Amongst the nine recently completed (or very nearly completed) genomes presented during the first two days of the conference, three were human pathogens (Listeria monocytogenes, Streptococcus pyogenes and Streptococcus pneumoniae) and four free-living microbes (Streptomyces coelicolar, Pyrobaculum aerophilium, Lactococcus lactis and Rhodobacter capsulatus). The other two - Xylella fastidiosa and Buchnera sp. APS - represent the first plant pathogen and first obligate symbiont genome sequences to be completed, respectively. Despite the enormous variation of biological function and lifestyle exhibited by these organisms, the presentations underlined the consistencies of bacterial genomes (uniform gene density of one gene per kilobase, one half of the genes with assigned function), the uniform approach to their study (large-scale sequence generation, gap closure and annotation) and, interestingly, the similar intellectual approach taken by the protagonists. Which brings me, albeit belatedly, to the theme of this article. I have recently read laments of the demise of the generalist in biology. I can assure the reader that, in fact, the generalist is alive and well and sequencing genomes. When a complete genome sequence is obtained, one is confronted with an organism's complete biological complexity. Although individual gene systems may be of particular interest in particular organisms for example, the antibiotic synthesis genes in S. coelicor, the proteolytic enzyme genes in L. lactis and the virulence genes in X. fastidiosa - all the whole-genome studies presented at the conference were notable in the way that they rapidly allowed an overview, based on myriad details too numerous to list, of each organism's metabolism, evolutionary history, lifestyle and structure. Although frustrated by the thousands of genes with unknown function, the delight of the global, all-embracing analysis of organisms was apparent.

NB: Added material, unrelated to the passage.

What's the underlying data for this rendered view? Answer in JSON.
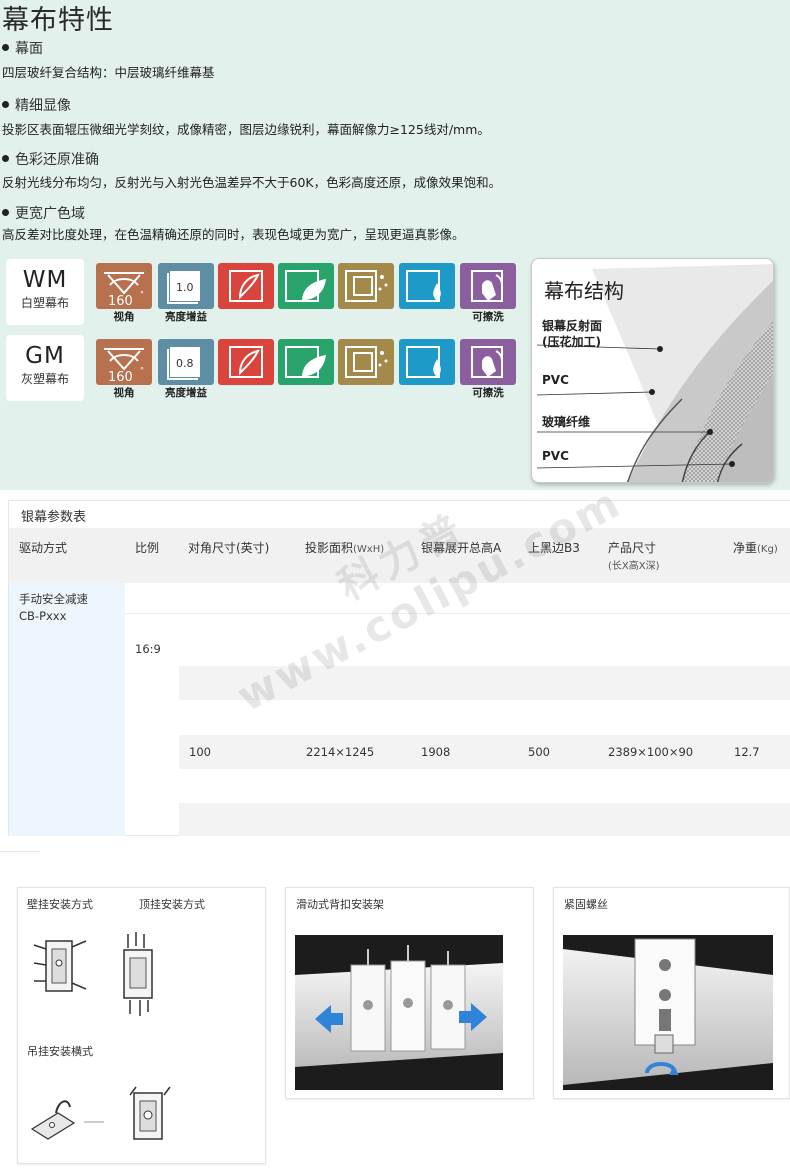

A moment's reflection and a little short-term memory reveals how much biology has altered in the last five years. I cannot recall a congress held in 1995 that collected together the highlights of human, insect, parasite and microbial biology. But at Genomes 2000, each highlight was presented by a specialized generalist, and enjoyed by the new generation of generalists empowered by megabases of sequence and gigabytes of memory to draw together the underlying truths of life as revealed through genome sequencing.